Helena Handbasket

By Tivoli

may contain . . .

traces of food

Some guests, when they leave self-catering accommodation, have managed to convert all their purchases into meals, leaving maybe half a tomato (who leaves half a tomato??!) or equivalent, in the fridge. Others have over-purchased to an extraordinary degree and it requires a car to empty the fridge at the end of their stay. A friend once jokingly suggested we all have tee-shirts printed with;
“We survive on your left-overs, please don't buy rubbish”

The list of ingredients on this carton is;
Water, totally hydrogenated vegetable oils {palm oil 26.7%}, sugar, stabilisers {E420ii, E463}, milk proteins, emulsifiers {E472e, E322, soya lecithin, E472b}, salt, flavours, colouring; b-carotene {E160a}

My guess is that milk and soya could be interpreted as traces of food.

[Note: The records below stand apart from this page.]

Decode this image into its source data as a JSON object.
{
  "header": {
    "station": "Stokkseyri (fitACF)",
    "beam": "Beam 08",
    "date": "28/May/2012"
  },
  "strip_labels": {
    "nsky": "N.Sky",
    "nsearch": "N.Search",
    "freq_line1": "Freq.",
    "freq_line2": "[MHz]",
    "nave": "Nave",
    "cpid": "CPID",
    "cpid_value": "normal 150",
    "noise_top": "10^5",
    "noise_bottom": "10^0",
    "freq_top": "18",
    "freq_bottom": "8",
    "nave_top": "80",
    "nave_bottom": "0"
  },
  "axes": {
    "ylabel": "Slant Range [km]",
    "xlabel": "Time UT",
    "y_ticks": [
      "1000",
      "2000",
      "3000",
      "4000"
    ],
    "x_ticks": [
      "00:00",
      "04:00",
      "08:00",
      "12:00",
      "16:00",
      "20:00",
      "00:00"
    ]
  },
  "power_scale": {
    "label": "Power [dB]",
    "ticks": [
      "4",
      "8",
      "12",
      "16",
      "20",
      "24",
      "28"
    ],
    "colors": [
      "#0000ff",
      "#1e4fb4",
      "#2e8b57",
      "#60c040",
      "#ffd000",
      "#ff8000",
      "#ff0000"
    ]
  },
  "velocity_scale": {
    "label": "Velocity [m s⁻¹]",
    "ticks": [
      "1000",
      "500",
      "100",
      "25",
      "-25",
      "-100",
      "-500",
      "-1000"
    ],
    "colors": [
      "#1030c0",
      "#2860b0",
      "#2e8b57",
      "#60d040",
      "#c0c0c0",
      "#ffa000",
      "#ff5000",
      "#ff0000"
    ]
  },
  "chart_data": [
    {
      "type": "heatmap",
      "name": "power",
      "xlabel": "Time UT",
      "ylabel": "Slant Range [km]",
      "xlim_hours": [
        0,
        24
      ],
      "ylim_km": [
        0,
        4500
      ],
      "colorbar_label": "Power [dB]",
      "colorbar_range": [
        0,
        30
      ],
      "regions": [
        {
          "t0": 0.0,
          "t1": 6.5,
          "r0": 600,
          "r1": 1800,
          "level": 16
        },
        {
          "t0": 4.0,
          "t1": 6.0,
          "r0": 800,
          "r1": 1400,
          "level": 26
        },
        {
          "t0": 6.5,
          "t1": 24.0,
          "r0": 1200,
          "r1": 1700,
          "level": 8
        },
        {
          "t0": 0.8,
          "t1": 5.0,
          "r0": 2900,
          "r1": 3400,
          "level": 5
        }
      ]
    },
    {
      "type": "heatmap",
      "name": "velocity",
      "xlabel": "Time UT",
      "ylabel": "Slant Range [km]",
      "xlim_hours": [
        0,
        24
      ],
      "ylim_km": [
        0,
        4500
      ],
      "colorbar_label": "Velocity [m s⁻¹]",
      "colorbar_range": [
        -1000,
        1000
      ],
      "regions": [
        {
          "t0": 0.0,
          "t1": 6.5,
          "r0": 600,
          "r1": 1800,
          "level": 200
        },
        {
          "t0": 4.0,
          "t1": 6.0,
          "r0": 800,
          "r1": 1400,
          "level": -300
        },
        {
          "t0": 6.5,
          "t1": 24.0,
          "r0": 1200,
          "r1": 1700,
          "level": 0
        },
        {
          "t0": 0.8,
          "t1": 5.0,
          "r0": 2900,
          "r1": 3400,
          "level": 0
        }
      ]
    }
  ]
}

The Greek wording on this packaging says;
“Product with natural fat” and “for preparing whipped cream”

The Italian wording includes U.H.T but beyond that I neither know nor care. I can't quite understand why anybody might want to Ultra-Heat-Treat this product, or make it, or sell it, or buy it.

So the dog is getting it on mouldy bread for breakfast because he just adores 'bread and milk' regardless of the quality of the ingredients. That and the fact he's about ten years old and far too old for it to cause him any lasting damage. If we didn't fill him up with this he would likely devour the contents of the cat-litter tray, which quite probably has greater food value.